Molto spesso, quando episodi di violenza nei confronti degli alunni arrivano sulle pagine dei giornali, arrivano anche le esternazioni di chi pensa che il problema possa essere risolto installando impianti di videosorveglianza all’interno delle aule.
Questa volta, commentando un caso verificatosi in provincia di Brescia, è intervenuta però persino Maria Spena, parlamentare di Forza Italia.
Sulla questione si era già espresso a suo tempo il Garante per la Privacy che aveva sollevato più di un dubbio sulla liceità di una misura del genere.
Ma il problema non è puramente giuridico perché richiama questioni psicologiche e pedagogiche di non poco conto.
La prima obiezione è semplice, persino banale: è ovvio che la sola presenza delle telecamere funziona da “deterrente”, quindi l’impianto servirebbe non tanto a individuare gli episodi di violenza ma piuttosto a “prevenirli”.
Se così fosse, si potrebbe anche esprimere un giudizio positivo, ma il problema è molto più complesso.

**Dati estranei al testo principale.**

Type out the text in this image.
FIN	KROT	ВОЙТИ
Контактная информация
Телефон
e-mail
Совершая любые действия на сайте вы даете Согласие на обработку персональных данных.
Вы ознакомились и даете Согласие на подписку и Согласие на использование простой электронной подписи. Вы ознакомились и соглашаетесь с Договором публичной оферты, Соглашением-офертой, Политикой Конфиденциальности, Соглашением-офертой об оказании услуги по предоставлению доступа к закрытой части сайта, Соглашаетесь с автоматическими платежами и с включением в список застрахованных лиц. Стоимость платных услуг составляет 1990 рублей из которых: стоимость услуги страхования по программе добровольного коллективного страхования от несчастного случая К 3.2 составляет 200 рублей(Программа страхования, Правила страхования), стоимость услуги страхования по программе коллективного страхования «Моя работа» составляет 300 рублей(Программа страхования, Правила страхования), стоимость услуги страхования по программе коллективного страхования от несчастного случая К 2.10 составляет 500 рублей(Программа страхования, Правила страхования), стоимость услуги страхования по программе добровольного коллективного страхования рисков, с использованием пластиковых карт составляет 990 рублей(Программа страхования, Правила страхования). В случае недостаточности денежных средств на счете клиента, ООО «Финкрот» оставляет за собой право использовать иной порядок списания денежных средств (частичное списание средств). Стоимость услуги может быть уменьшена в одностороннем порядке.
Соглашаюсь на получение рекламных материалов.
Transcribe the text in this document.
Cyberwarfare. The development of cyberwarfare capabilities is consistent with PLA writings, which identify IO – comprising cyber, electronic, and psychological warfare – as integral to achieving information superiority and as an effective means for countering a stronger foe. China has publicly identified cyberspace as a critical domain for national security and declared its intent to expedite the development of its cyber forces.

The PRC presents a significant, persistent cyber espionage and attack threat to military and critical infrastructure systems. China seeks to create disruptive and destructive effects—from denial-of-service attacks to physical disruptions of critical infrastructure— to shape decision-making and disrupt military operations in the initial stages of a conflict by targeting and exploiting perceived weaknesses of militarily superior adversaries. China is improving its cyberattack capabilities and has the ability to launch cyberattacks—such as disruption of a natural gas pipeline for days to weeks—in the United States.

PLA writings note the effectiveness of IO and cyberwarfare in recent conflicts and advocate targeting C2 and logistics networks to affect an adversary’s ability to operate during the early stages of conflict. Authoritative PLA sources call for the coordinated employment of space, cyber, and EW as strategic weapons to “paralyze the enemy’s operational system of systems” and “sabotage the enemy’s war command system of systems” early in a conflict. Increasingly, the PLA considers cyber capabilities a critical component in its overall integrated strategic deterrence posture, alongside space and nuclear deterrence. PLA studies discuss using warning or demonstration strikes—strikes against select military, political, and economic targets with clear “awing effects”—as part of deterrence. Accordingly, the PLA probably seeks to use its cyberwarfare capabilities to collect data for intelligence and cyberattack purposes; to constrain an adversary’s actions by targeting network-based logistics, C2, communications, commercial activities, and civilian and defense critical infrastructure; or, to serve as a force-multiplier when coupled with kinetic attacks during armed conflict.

Gli psicologi dell’età evolutiva, per esempio, sanno bene che – per osservare determinate dinamiche comportamentali gli osservatori devono essere “nascosti”, tanto che molto spesso, nelle situazioni sperimentali, si usano specchi unidirezionali che consentono a chi è fuori da una stanza di vedere ciò che accade all’interno senza però essere visti dai soggetti osservati.
E c’è ancora un altro aspetto, ancora più importante: siamo sicuri che la presenza di un impianto di videosorveglianza all’interno dell’aula non incida in modo pesante sulla stessa relazione educativa?
Cioè: come cambia la relazione educativa se docente e alunni “sanno” di essere osservati, anzi addirittura ripresi e registrati?
Sono questioni complesse e stupisce che non ci si renda conto che la videosorveglianza non è solo un problema giuridico ma è soprattutto un tema pedagogico molto delicato da affrontare con la massima attenzione.